Having written about my journey to accept my friends, it may be time to mention that acceptance is not always the best thing, its sad to say that in our lifetime we will probably all have at least one toxic relationship. In my case, you could say I decided not to accept my friend's behaviour any longer, or maybe what I had to accept was that I needed to be brave and part ways.
Its been perhaps four or more years since I parted with my friend, and although I was at the end of my rope when I severed the friendship, I still to this day feel concern for my friend, I wonder how she is, and where she is, but at bottom of my heart I know I don't want to get sucked back in. I can't "just" ring her, or write to her, I don't even want to meet her on the street. I feel guilty about this, but I also know that it is essential for me to avoid her. It still gnaws away at me though.

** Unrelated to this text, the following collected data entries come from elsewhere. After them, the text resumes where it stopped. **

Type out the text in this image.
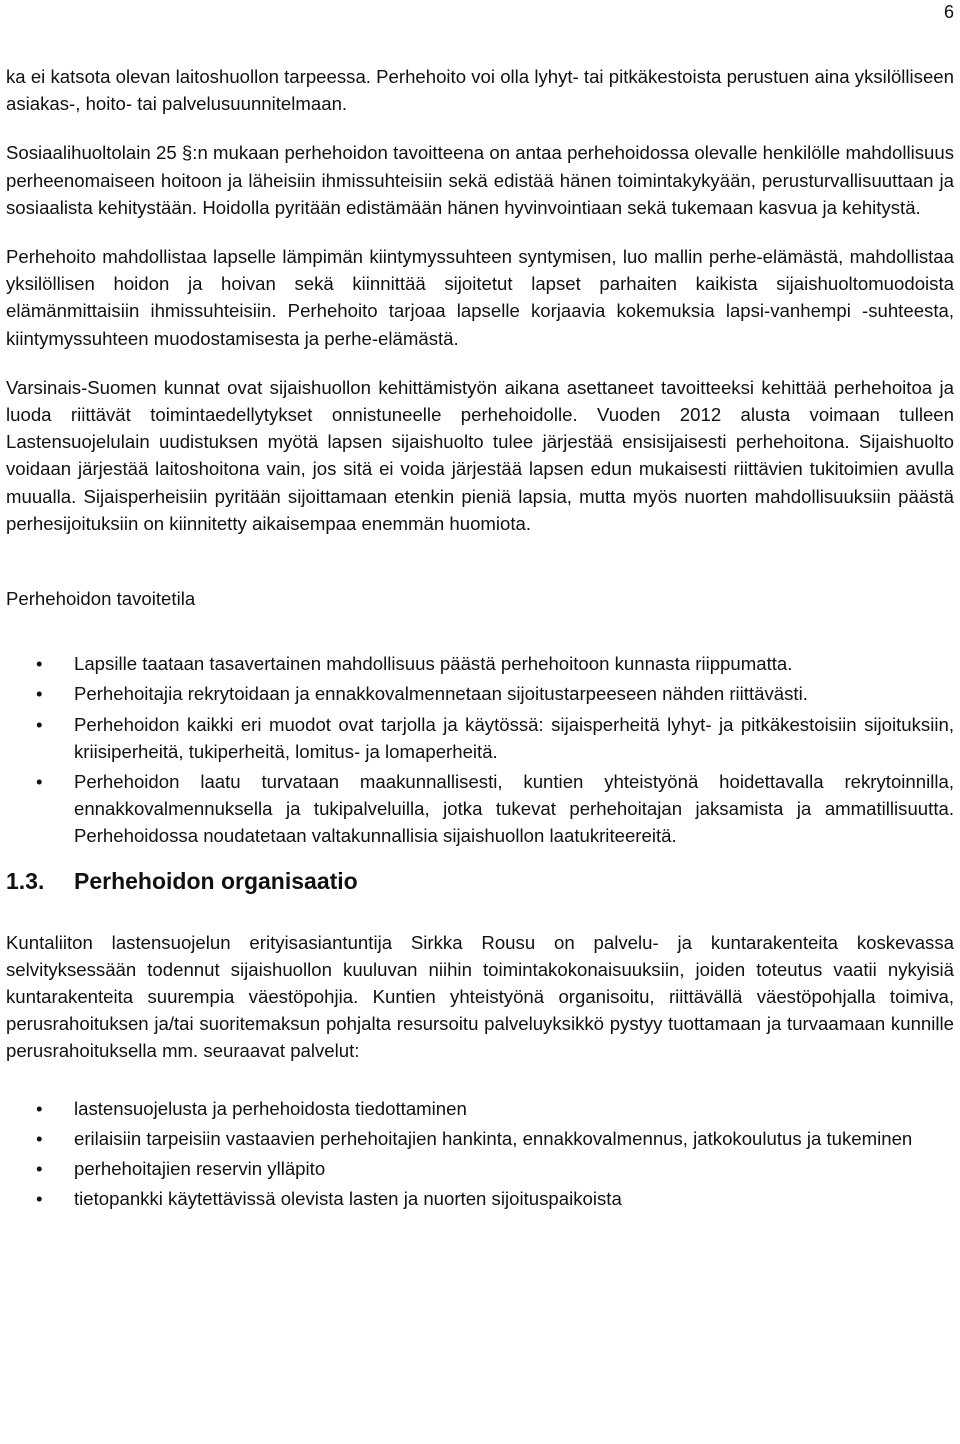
6

ka ei katsota olevan laitoshuollon tarpeessa. Perhehoito voi olla lyhyt- tai pitkäkestoista perustuen aina yksilölliseen asiakas-, hoito- tai palvelusuunnitelmaan.

Sosiaalihuoltolain 25 §:n mukaan perhehoidon tavoitteena on antaa perhehoidossa olevalle henkilölle mahdollisuus perheenomaiseen hoitoon ja läheisiin ihmissuhteisiin sekä edistää hänen toimintakykyään, perusturvallisuuttaan ja sosiaalista kehitystään. Hoidolla pyritään edistämään hänen hyvinvointiaan sekä tukemaan kasvua ja kehitystä.

Perhehoito mahdollistaa lapselle lämpimän kiintymyssuhteen syntymisen, luo mallin perhe-elämästä, mahdollistaa yksilöllisen hoidon ja hoivan sekä kiinnittää sijoitetut lapset parhaiten kaikista sijaishuoltomuodoista elämänmittaisiin ihmissuhteisiin. Perhehoito tarjoaa lapselle korjaavia kokemuksia lapsi-vanhempi -suhteesta, kiintymyssuhteen muodostamisesta ja perhe-elämästä.

Varsinais-Suomen kunnat ovat sijaishuollon kehittämistyön aikana asettaneet tavoitteeksi kehittää perhehoitoa ja luoda riittävät toimintaedellytykset onnistuneelle perhehoidolle. Vuoden 2012 alusta voimaan tulleen Lastensuojelulain uudistuksen myötä lapsen sijaishuolto tulee järjestää ensisijaisesti perhehoitona. Sijaishuolto voidaan järjestää laitoshoitona vain, jos sitä ei voida järjestää lapsen edun mukaisesti riittävien tukitoimien avulla muualla. Sijaisperheisiin pyritään sijoittamaan etenkin pieniä lapsia, mutta myös nuorten mahdollisuuksiin päästä perhesijoituksiin on kiinnitetty aikaisempaa enemmän huomiota.

Perhehoidon tavoitetila

• Lapsille taataan tasavertainen mahdollisuus päästä perhehoitoon kunnasta riippumatta.
• Perhehoitajia rekrytoidaan ja ennakkovalmennetaan sijoitustarpeeseen nähden riittävästi.
• Perhehoidon kaikki eri muodot ovat tarjolla ja käytössä: sijaisperheitä lyhyt- ja pitkäkestoisiin sijoituksiin, kriisiperheitä, tukiperheitä, lomitus- ja lomaperheitä.
• Perhehoidon laatu turvataan maakunnallisesti, kuntien yhteistyönä hoidettavalla rekrytoinnilla, ennakkovalmennuksella ja tukipalveluilla, jotka tukevat perhehoitajan jaksamista ja ammatillisuutta. Perhehoidossa noudatetaan valtakunnallisia sijaishuollon laatukriteereitä.
1.3.	Perhehoidon organisaatio

Kuntaliiton lastensuojelun erityisasiantuntija Sirkka Rousu on palvelu- ja kuntarakenteita koskevassa selvityksessään todennut sijaishuollon kuuluvan niihin toimintakokonaisuuksiin, joiden toteutus vaatii nykyisiä kuntarakenteita suurempia väestöpohjia. Kuntien yhteistyönä organisoitu, riittävällä väestöpohjalla toimiva, perusrahoituksen ja/tai suoritemaksun pohjalta resursoitu palveluyksikkö pystyy tuottamaan ja turvaamaan kunnille perusrahoituksella mm. seuraavat palvelut:

• lastensuojelusta ja perhehoidosta tiedottaminen
• erilaisiin tarpeisiin vastaavien perhehoitajien hankinta, ennakkovalmennus, jatkokoulutus ja tukeminen
• perhehoitajien reservin ylläpito
• tietopankki käytettävissä olevista lasten ja nuorten sijoituspaikoista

If you are wondering whether you have the strength to live with this kind of guilt, let me point out, the occasional gnawing guilt has been less stressful for me than the friendship was. It gets more stressful during the time that you are trying to end the friendship, but as time passes you heal and feel relief.
My friend in question was my next door neighbour. We met in January 2000, I had come home from hospital after what you might refer to as a 'breakdown' which I attribute to burn out from my job and the fact that I have bipolar disorder. I was nagged into meeting this woman, let's call her Carrie, by her husband and her mother because she was at home in a rocky emotional state and they thought we could be companions. Not a good match, not a good idea, but I found it difficult to say 'no' when the invitations and suggestions were so frequent. It turned out that although we grew to care for each other very much, it was unhealthy, I suspect she was competing with me to be the most 'unwell'. She also wanted someone who would not judge her, with my psychology degree and counselling experience I seemed like the perfect non-judgemental friend, but I realize I was just wearing my judgement on the inside. At first I believed I was just being respectful, but over a few years I discovered I was just too timid to tell her what I really thought.
Carrie was in denial about the effect her suicide would have on her two very young boys. She found it easy to say they would be better off. Carrie thought that because I have had suicidal times in my life that I understood and accepted her ideas about this.
I also found Carrie to be racist, which is completely unacceptable to me, but most of the time when she would make a remark or share a "joke" I was so shocked I went silent.
I didn't approve of her wastefulness of water either, we are in a crisis here, and she'd hose her driveway down and send gallons of water down the drain without a care in the world, and I would just follow her around like a little dog wagging its tail.
Carrie was also extremely dishonest, rude, disrespectful, and bullying, and again, I'd take it.
Perhaps worst of all, she would try to pimp me to her sex addict husband, and allowed him to sexually harass me in front of her and her kids.
She never made any effort to look after me as a friend, or listen, and frequently used me as a buffer to shelter her from her mother. The mother who originally hoped I'd be a friend for Carrie ended up saying the most horrible things including accusations that I was having sex with her son in law... all of which Carrie was more than happy to pass along to me so that she'd have an ally against her mother. For school events, and family parties, Carrie would beg me to attend claiming the boys wanted me to, but when I would turn up, the boys didn't give a hoot, largely ignored me, what I was really there for was to prevent a scene between mother and daughter.
I spent years fuming, crying, and stressed to my eyeballs before I finally snapped. I was fortunate that Carrie and her husband had divorced and she had moved out of the house (though I'm not too thrilled to still live next door to my harasser) so that I could stop visiting, calling, and responding to texts.
When I knew beyond a doubt that I wanted to end contact with Carrie, I was stressed... how do you end a friendship? I know how to dump a guy, but how do you dump a girl? I never did have that conversation with her, I didn't want to tell her my reasons and be argued with and 'never complain, never explain' did come to mind. So she is out there somewhere, still not aware of her behaviour or how it effects others.... but its my sanity I have to worry about, not hers.
I have healed tremendously in these past years, I don't think I could have while still maintaining that 'friendship', and I know in future I will not allow a toxic relationship to go so far, to take so much of a hold in my life. Nip it in the bud... either by speaking up and giving the person the chance to change, or end it sooner, that is my advice to anyone.
2 comments:
Starry you have never looked back from there my friend. Interesting! I wonder what our friendship may have meant to us had we met in those days? Love what it is and what it has the potential to become. Love and gratitude always xo
Ah Chez, maybe if you had moved in next door instead? Still, we made friends when we each were ready according to the powers that be. Haha, maybe I can give the neighbour the heave ho and you can install yourself, don't think you'd like the house though, it has always had great suffering in it with all the different families that have lived there, and its not very light or pretty.You deserve a harmonious home with a garden and lots of light.